Remembrance Day 2010 has passed, and for many of us, this now means our indoor bagpiping season gets underway full throttle. Autumn brings new tunes, band practices, lessons and a chance to start the long journey into next spring and summer’s competition season. The new pipers amongst us are tackling their first tunes and dreaming of the day they can shoulder their Great Highland Bagpipes and play along with their band.
As for me, this too is a new experience as I am forcing my aging brain to memorize a large repertoire of 2/4’s, 6/8’s and even a 6/4. As one of the newest members of the RCMP “E” Division Pipe Band, I have plenty of catching up to do to play along with veteran members of this band which formed in 2006. With a young child at home, my days of playing with a band slowed to a trickle in recent years. However, the call of the pipes has been strong, and my daughter will soon be a great companion to take along on piping gigs. My hope is that she too will feel the pull of our ancestral music, but that will be her decision.
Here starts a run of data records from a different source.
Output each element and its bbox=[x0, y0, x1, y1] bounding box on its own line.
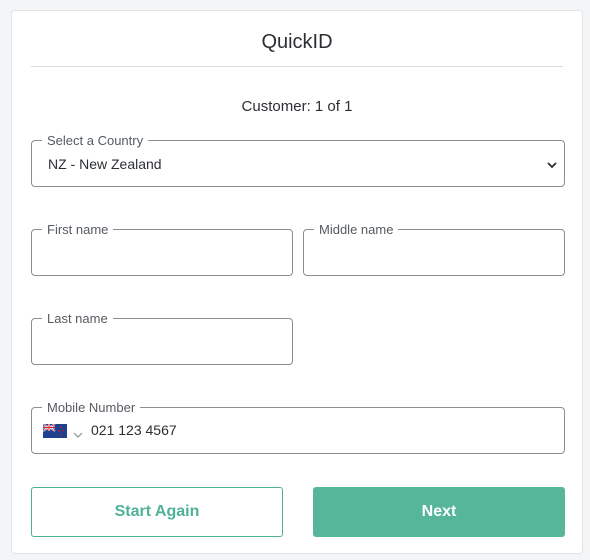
first-name-field[interactable]: First name bbox=[31, 223, 293, 276]
country-select[interactable]: Select a Country NZ - New Zealand bbox=[31, 134, 565, 187]
title-divider bbox=[31, 66, 563, 67]
last-name-label: Last name bbox=[47, 311, 108, 326]
mobile-number-input[interactable]: 021 123 4567 bbox=[91, 422, 177, 438]
middle-name-label: Middle name bbox=[319, 222, 394, 237]
middle-name-field[interactable]: Middle name bbox=[303, 223, 565, 276]
country-select-label: Select a Country bbox=[47, 133, 144, 148]
chevron-down-icon bbox=[546, 158, 558, 176]
nz-flag-icon[interactable] bbox=[42, 423, 67, 438]
quickid-card: QuickID Customer: 1 of 1 Select a Countr… bbox=[11, 10, 583, 554]
last-name-field[interactable]: Last name bbox=[31, 312, 293, 365]
start-again-button[interactable]: Start Again bbox=[31, 487, 283, 537]
country-select-value: NZ - New Zealand bbox=[48, 156, 162, 172]
page-title: QuickID bbox=[261, 31, 333, 53]
next-button[interactable]: Next bbox=[313, 487, 565, 537]
country-code-chevron-icon[interactable] bbox=[73, 426, 83, 444]
mobile-number-label: Mobile Number bbox=[47, 400, 136, 415]
mobile-number-field[interactable]: Mobile Number 021 123 4567 bbox=[31, 401, 565, 454]
first-name-label: First name bbox=[47, 222, 109, 237]
customer-counter: Customer: 1 of 1 bbox=[241, 98, 353, 115]
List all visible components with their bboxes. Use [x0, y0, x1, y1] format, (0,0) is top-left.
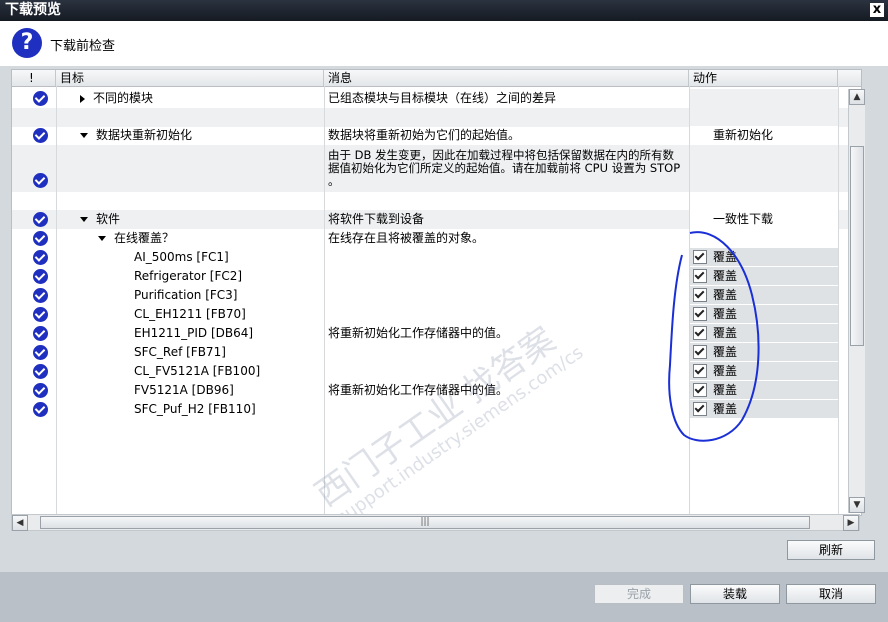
row-target: 不同的模块	[93, 91, 154, 105]
row-target: SFC_Ref [FB71]	[134, 345, 226, 359]
row-target: AI_500ms [FC1]	[134, 250, 229, 264]
table-row-spacer	[12, 108, 861, 127]
expand-down-icon[interactable]	[98, 236, 106, 241]
row-message: 数据块将重新初始为它们的起始值。	[328, 128, 521, 142]
table-row[interactable]: 不同的模块 已组态模块与目标模块（在线）之间的差异	[12, 89, 861, 108]
row-target: FV5121A [DB96]	[134, 383, 234, 397]
expand-down-icon[interactable]	[80, 217, 88, 222]
row-message: 将软件下载到设备	[328, 212, 425, 226]
table-row-spacer	[12, 192, 861, 211]
row-target: 数据块重新初始化	[96, 128, 193, 142]
row-target: 软件	[96, 212, 121, 226]
column-header: ! 目标 消息 动作	[12, 70, 861, 87]
check-icon	[33, 326, 48, 341]
refresh-button[interactable]: 刷新	[787, 540, 875, 560]
row-target: CL_EH1211 [FB70]	[134, 307, 246, 321]
table-row: 由于 DB 发生变更，因此在加载过程中将包括保留数据在内的所有数 据值初始化为它…	[12, 145, 861, 192]
scroll-down-icon[interactable]: ▼	[849, 497, 865, 513]
row-action	[689, 89, 838, 108]
column-status[interactable]: !	[12, 70, 56, 86]
horizontal-scrollbar[interactable]: ◀ ||| ▶	[11, 514, 860, 531]
horizontal-scroll-thumb[interactable]: |||	[40, 516, 810, 529]
question-icon: ?	[12, 28, 42, 58]
download-preview-table: ! 目标 消息 动作 不同的模块 已组态模块与目标模块（在线）之间的差异 数据块…	[11, 69, 862, 516]
check-icon	[33, 383, 48, 398]
scroll-up-icon[interactable]: ▲	[849, 89, 865, 105]
expand-right-icon[interactable]	[80, 94, 85, 103]
check-icon	[33, 91, 48, 106]
window-title: 下载预览	[5, 2, 61, 18]
check-icon	[33, 128, 48, 143]
expand-down-icon[interactable]	[80, 133, 88, 138]
check-icon	[33, 212, 48, 227]
table-row[interactable]: 数据块重新初始化 数据块将重新初始为它们的起始值。 重新初始化	[12, 126, 861, 145]
row-target: EH1211_PID [DB64]	[134, 326, 254, 340]
row-message: 将重新初始化工作存储器中的值。	[328, 383, 509, 397]
check-icon	[33, 288, 48, 303]
row-message: 将重新初始化工作存储器中的值。	[328, 326, 509, 340]
close-icon[interactable]: x	[870, 3, 884, 17]
cancel-button[interactable]: 取消	[786, 584, 876, 604]
column-target[interactable]: 目标	[56, 70, 324, 86]
scroll-right-icon[interactable]: ▶	[843, 515, 859, 531]
check-icon	[33, 402, 48, 417]
check-icon	[33, 364, 48, 379]
row-target: 在线覆盖？	[114, 231, 175, 245]
vertical-scroll-thumb[interactable]	[850, 146, 864, 346]
dialog-header: ? 下载前检查	[0, 21, 888, 66]
column-divider	[838, 86, 839, 515]
action-dropdown[interactable]: 重新初始化	[689, 126, 838, 145]
header-label: 下载前检查	[50, 39, 116, 54]
row-message-multiline: 由于 DB 发生变更，因此在加载过程中将包括保留数据在内的所有数 据值初始化为它…	[328, 148, 681, 188]
check-icon	[33, 345, 48, 360]
column-divider	[56, 86, 57, 515]
check-icon	[33, 269, 48, 284]
row-message: 在线存在且将被覆盖的对象。	[328, 231, 485, 245]
hand-drawn-circle-annotation	[668, 231, 760, 442]
check-icon	[33, 173, 48, 188]
column-action[interactable]: 动作	[689, 70, 838, 86]
row-message: 已组态模块与目标模块（在线）之间的差异	[328, 91, 557, 105]
column-message[interactable]: 消息	[324, 70, 689, 86]
check-icon	[33, 307, 48, 322]
load-button[interactable]: 装载	[690, 584, 780, 604]
scroll-left-icon[interactable]: ◀	[12, 515, 28, 531]
row-target: Purification [FC3]	[134, 288, 238, 302]
row-target: Refrigerator [FC2]	[134, 269, 243, 283]
finish-button[interactable]: 完成	[594, 584, 684, 604]
row-target: SFC_Puf_H2 [FB110]	[134, 402, 256, 416]
dialog-footer: 完成 装载 取消	[0, 572, 888, 622]
title-bar: 下载预览 x	[0, 0, 888, 21]
vertical-scrollbar[interactable]: ▲ ▼	[848, 89, 865, 513]
column-divider	[324, 86, 325, 515]
check-icon	[33, 250, 48, 265]
row-target: CL_FV5121A [FB100]	[134, 364, 261, 378]
check-icon	[33, 231, 48, 246]
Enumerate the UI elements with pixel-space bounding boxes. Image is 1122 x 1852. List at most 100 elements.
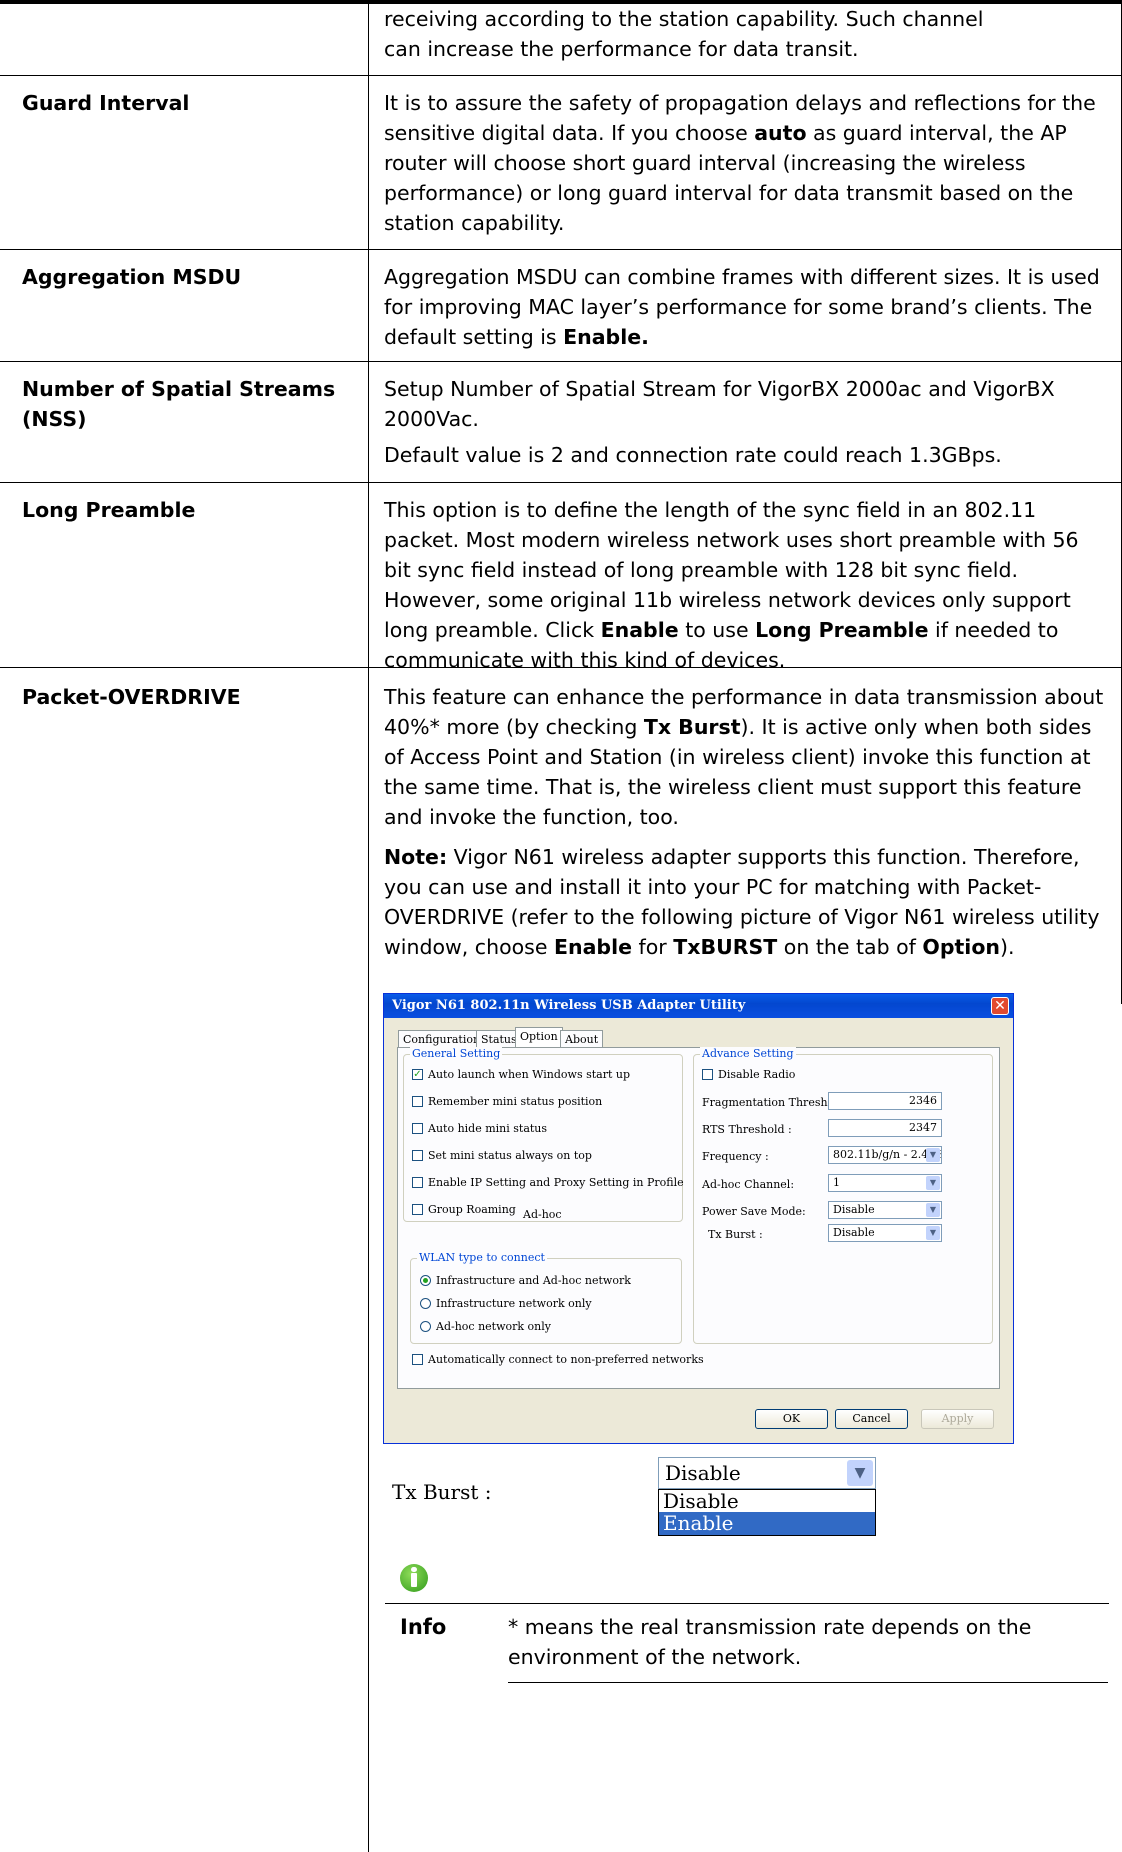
power-save-label: Power Save Mode: [702,1205,806,1218]
checkbox-ip-proxy[interactable]: Enable IP Setting and Proxy Setting in P… [412,1176,684,1190]
row-text-continued: receiving according to the station capab… [384,4,1104,64]
info-label: Info [400,1615,447,1639]
cancel-button[interactable]: Cancel [835,1409,908,1429]
radio-icon [420,1274,431,1286]
row-text-packet-overdrive: This feature can enhance the performance… [384,685,1104,829]
row-text-guard-interval: It is to assure the safety of propagatio… [384,91,1096,235]
rts-label: RTS Threshold : [702,1123,792,1136]
row-label-nss: Number of Spatial Streams (NSS) [22,377,336,431]
row-divider [0,75,1122,76]
checkbox-icon [702,1068,713,1080]
tab-about[interactable]: About [560,1030,604,1048]
checkbox-always-on-top[interactable]: Set mini status always on top [412,1149,592,1163]
checkbox-icon [412,1353,423,1365]
checkbox-icon [412,1122,423,1134]
callout-dropdown-list: Disable Enable [658,1489,876,1536]
chevron-down-icon: ▼ [926,1203,940,1217]
option-panel: General Setting ✓ Auto launch when Window… [397,1047,1000,1389]
chevron-down-icon: ▼ [926,1226,940,1240]
adhoc-note: Ad-hoc [523,1208,562,1221]
frequency-label: Frequency : [702,1150,769,1163]
radio-icon [420,1320,431,1332]
checkbox-label: Disable Radio [718,1068,796,1081]
row-text-long-preamble: This option is to define the length of t… [384,498,1079,672]
callout-selected-value: Disable [665,1461,741,1485]
checkbox-icon [412,1176,423,1188]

With band practices in full swing, I have also been playing at a number of funerals and other events in the BC Lower Mainland. Luckily, most have been “inside” jobs, but I was fortunate recently when the rain eased and I stepped outside a church to play in very grey but reasonable weather for departing mourners. This weekend I will bring the sound of the pipes to a black-tie wedding party in West Vancouver. Let’s hope the weather holds and the couple ties the knot to the sounds of a dry, cheery bagpiper with all reeds and fingers working and both the piper and bagpipes somewhat in tune.